EU AI Act

Elements, expectations, and a practical checklist.

This section provides a high-level, decision-maker summary. Align the details with your legal and compliance teams for jurisdiction-specific interpretation.

This is a high-level summary for decision makers. It is not legal advice. Validate specific obligations with counsel and compliance teams.

Core elements

Risk-based classification

Systems are categorized by risk level. Higher risk triggers stricter governance, evidence, and controls.

Prohibited practices

Certain AI uses are disallowed outright (e.g., manipulative or exploitative practices).

High-risk obligations

High-risk systems require rigorous risk management, data governance, documentation, and human oversight.

Transparency obligations

Users must be informed when they are interacting with AI or AI-generated content.

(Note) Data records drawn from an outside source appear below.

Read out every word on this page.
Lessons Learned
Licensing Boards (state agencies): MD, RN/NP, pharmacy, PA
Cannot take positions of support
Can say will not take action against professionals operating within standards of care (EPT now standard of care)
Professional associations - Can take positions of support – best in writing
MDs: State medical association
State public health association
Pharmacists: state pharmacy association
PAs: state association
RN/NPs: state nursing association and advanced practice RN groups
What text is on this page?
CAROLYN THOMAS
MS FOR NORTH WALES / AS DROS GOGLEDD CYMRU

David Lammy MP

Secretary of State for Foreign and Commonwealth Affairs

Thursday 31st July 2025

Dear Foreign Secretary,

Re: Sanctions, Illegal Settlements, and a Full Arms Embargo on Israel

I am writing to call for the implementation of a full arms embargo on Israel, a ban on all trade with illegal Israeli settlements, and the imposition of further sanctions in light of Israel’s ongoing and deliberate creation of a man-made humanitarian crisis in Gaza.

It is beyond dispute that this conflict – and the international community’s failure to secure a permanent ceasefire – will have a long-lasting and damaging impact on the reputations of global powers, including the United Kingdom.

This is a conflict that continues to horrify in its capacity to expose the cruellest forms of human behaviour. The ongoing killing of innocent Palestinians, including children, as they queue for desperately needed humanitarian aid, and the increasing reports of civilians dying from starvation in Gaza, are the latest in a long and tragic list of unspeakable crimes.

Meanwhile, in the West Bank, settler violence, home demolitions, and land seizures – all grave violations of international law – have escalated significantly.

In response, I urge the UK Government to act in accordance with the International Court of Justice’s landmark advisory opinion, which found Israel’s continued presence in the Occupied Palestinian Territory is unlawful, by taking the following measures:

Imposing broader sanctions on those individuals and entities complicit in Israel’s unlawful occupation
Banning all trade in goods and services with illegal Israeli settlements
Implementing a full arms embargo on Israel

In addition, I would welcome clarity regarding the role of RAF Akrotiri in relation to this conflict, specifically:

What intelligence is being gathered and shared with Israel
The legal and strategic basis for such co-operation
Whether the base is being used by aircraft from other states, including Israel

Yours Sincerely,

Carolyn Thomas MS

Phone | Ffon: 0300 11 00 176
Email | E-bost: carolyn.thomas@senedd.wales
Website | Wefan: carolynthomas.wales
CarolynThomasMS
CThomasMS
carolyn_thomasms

Quality, robustness, cybersecurity

Controls must ensure reliability, accuracy, resilience, and protection against misuse or attack.

Post-market monitoring

Ongoing monitoring, incident reporting, and corrective actions are expected after deployment.

Implementation checklist

  • Classify the AI system and record the rationale.
  • Maintain a risk management file and mitigation plan.
  • Define data governance: data sources, quality checks, bias controls.
  • Document system purpose, capabilities, limitations, and intended users.
  • Establish human oversight roles and escalation paths.
  • Ensure logging and traceability of AI outputs and decisions.
  • Define transparency notices for users and stakeholders.
  • Implement robustness, accuracy, and cybersecurity testing.
  • Set post-market monitoring and incident response procedures.
  • Retain evidence for audits and regulatory requests.

Executive explanations

What this means for Big Four delivery

The AI Act formalizes expectations already common in regulated work: classification, documentation, and accountability. If you cannot evidence controls, you should not deploy the use-case.

Why it matters in client work

Advisory, audit, and tax engagements often touch regulated data and client decision-making. Treat AI outputs as regulated artifacts with full traceability.

How to align fast

Use the same control architecture you apply to financial reporting and audit evidence: controlled inputs, versioned outputs, and defensible review logs.